L’ordonnance n° 2020-430 du 15 avril 2020 s’avère très discutée. Elle est relative à la prise de jours de réduction du temps de travail (RTT) ou de congés dans la fonction publique de l’État (FPE) et la fonction publique territoriale (FPT) au titre de la période d’urgence sanitaire.

Nous en avions détaillé le contenu :

 

Cette ordonnance impose ou permet d’imposer des jours de réduction du temps de travail et des jours congés annuels aux agents de l’État. En raison du principe de libre administration des collectivités territoriales, l’ordonnance laisse la faculté à chaque autorité territoriale d’imposer aux agents territoriaux le régime applicable aux agents de l’État (art. 7).

Il y a donc deux débats parallèles :

  • celui qui oppose un grand nombre d’organisations syndicales (OS) à l’Etat, en raison de leur opposition à ce texte.
  • celui au sein de chaque collectivité sur l’opportunité ou non d’appliquer, facultativement, ce texte.

 

Sur le premier débat, celui qui oppose les OS à l’Etat, une première manche a été perdue par les OS puisque le recours de FO a été rejeté par le Conseil d’Etat, comme nous l’avions déjà relaté.
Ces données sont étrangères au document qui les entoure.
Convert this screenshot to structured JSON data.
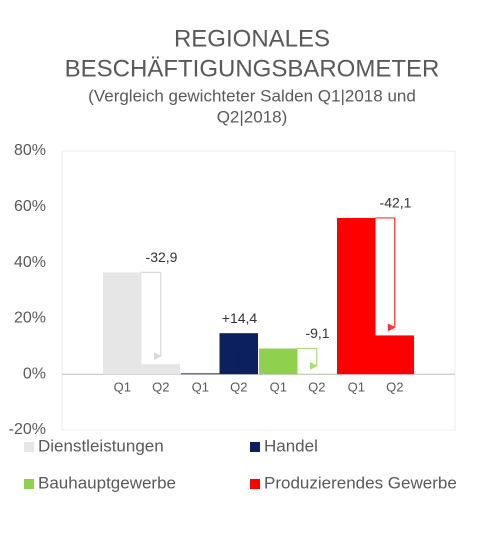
{
  "chart_data": {
    "type": "bar",
    "title": [
      "REGIONALES",
      "BESCHÄFTIGUNGSBAROMETER"
    ],
    "subtitle": [
      "(Vergleich gewichteter Salden Q1|2018 und",
      "Q2|2018)"
    ],
    "categories": [
      "Q1",
      "Q2"
    ],
    "series": [
      {
        "name": "Dienstleistungen",
        "color": "#e6e6e6",
        "arrow_color": "#d9d9d9",
        "values": [
          36.5,
          3.6
        ]
      },
      {
        "name": "Handel",
        "color": "#0c1f5e",
        "arrow_color": "#0c1f5e",
        "values": [
          0.3,
          14.7
        ]
      },
      {
        "name": "Bauhauptgewerbe",
        "color": "#8fd14f",
        "arrow_color": "#a9dc78",
        "values": [
          9.2,
          0.1
        ]
      },
      {
        "name": "Produzierendes Gewerbe",
        "color": "#ff0000",
        "arrow_color": "#ff3333",
        "values": [
          56,
          13.9
        ]
      }
    ],
    "changes": [
      -32.9,
      14.4,
      -9.1,
      -42.1
    ],
    "change_labels": [
      "-32,9",
      "+14,4",
      "-9,1",
      "-42,1"
    ],
    "ylim": [
      -20,
      80
    ],
    "yticks": [
      {
        "value": -20,
        "label": "-20%"
      },
      {
        "value": 0,
        "label": "0%"
      },
      {
        "value": 20,
        "label": "20%"
      },
      {
        "value": 40,
        "label": "40%"
      },
      {
        "value": 60,
        "label": "60%"
      },
      {
        "value": 80,
        "label": "80%"
      }
    ]
  }
}
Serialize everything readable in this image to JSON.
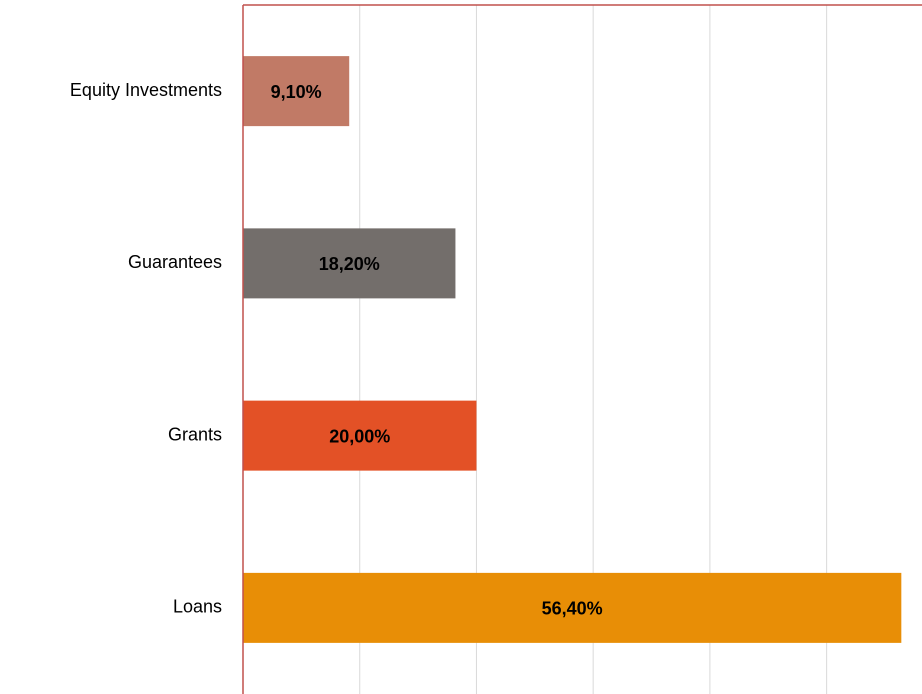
{
  "chart_data": {
    "type": "bar",
    "orientation": "horizontal",
    "categories": [
      "Equity Investments",
      "Guarantees",
      "Grants",
      "Loans"
    ],
    "values": [
      9.1,
      18.2,
      20.0,
      56.4
    ],
    "value_labels": [
      "9,10%",
      "18,20%",
      "20,00%",
      "56,40%"
    ],
    "colors": [
      "#c17a66",
      "#736e6b",
      "#e35126",
      "#e88e06"
    ],
    "xlim": [
      0,
      58
    ],
    "xticks": [
      0,
      10,
      20,
      30,
      40,
      50
    ],
    "grid": true
  }
}
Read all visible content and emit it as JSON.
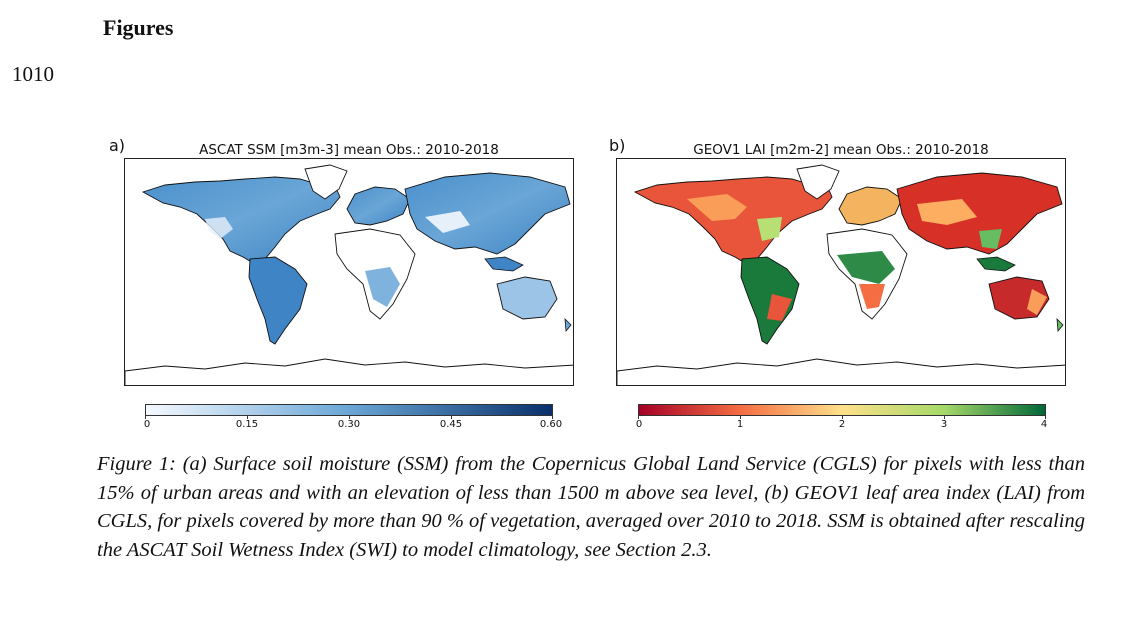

Cet arrêt était intéressant notamment en ce qu’il posait la question de l’application ou non de la jurisprudence Meyet en ce domaine. Voir :

 

Mais, quelle que soit l’opinion que chacun aura sur le fond, reste (au moins) une manche à jouer sur ce front car le Conseil d’Etat ne s’est pas encore prononcé sur le référé suspension déposé cette fois par plusieurs structures de la CFDT, aux bons soins de leur avocat aux conseils, Me Olivier Coudray.

Ce confrère et ses clients ont accepté — et nous les en remercions — que soient reproduites ici leurs écritures pour que chacun se fasse son opinion.

Voici les recours de la CFDT, donc, pour prendre connaissance de leurs arguments :

 

Naturellement, si l’Etat souhaite que nous reproduisions les écritures de l’Etat, les colonnes du présent blog leur sont ouvertes par souci d’égalité de représentation des opinions de chacun.

Car sur le fond, certains éléments de ce débat juridique nous semblent très intéressants.